Heute öffnete in Frankfurt die Formnext 2019, die größte 3-D-Druck-Fachmesse des Landes, die Tore. In jüngster Zeit wurde ich vermehrt nach meiner Einschätzung zum Thema 3-D-Druck gefragt. Meine Antwort:  Ich bin sehr positiv gestimmt mit Blick auf die 3-D-Druck-Branche und in meinen Börsendiensten sind wir bereits in einige vielversprechenden Werte aus der Branche investiert. Nach einem kurzen Branchenbericht stelle ich Ihnen drei passende Unternehmen vor.

Das Marktforschungsunternehmen IDC hat kürzlich neue Zahlen zu den Entwicklungen auf dem weltweiten Markt für 3-D-Drucker und 3-D-Scanner herausgebracht. Die Experten erwarten für 2019 ein deutlich zweistelliges Marktwachstum von 21,2%.

Bis 2022 sieht die Prognose ein durchschnittliches Jahreswachstum von 19,7% bei den weltweiten 3-D-Druck-Ausgaben. Wie die IDC-Marktforscher errechneten, werden die 3-D-Druck-Ausgaben im Jahr 2022 bei 22,7 Mrd. US-Dollar (ca. 19,7 Mrd. Euro) liegen.
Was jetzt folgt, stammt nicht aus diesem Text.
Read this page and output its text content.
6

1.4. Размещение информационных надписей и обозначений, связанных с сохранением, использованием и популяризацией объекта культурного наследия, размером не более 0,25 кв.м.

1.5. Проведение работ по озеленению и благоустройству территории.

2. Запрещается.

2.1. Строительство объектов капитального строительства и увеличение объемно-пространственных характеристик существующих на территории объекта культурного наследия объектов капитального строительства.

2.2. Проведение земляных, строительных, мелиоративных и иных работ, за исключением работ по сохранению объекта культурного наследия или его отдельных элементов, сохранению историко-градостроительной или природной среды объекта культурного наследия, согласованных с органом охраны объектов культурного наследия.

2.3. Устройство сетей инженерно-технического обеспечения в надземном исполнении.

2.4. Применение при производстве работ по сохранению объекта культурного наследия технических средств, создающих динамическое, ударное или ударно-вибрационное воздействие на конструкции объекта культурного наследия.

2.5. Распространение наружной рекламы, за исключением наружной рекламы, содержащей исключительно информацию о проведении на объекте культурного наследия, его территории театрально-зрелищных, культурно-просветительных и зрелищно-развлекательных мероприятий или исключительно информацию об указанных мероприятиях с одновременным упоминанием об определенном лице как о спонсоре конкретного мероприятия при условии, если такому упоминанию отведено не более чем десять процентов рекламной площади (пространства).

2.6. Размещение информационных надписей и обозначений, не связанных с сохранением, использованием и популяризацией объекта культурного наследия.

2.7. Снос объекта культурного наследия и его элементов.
Über 50% des Umsatzes sollen dabei von der Fertigungsindustrie stammen, während der Gesundheitssektor und der Bildungsbereich auf dem zweiten und dritten Platz landen. Hauptsächlich hergestellt werden Prototypen, Ersatzteile und Bauteile für neue Produkte. Ich rechne damit, dass dieser Markt noch für viele Jahre auf zweistellige Wachstumsraten kommen wird.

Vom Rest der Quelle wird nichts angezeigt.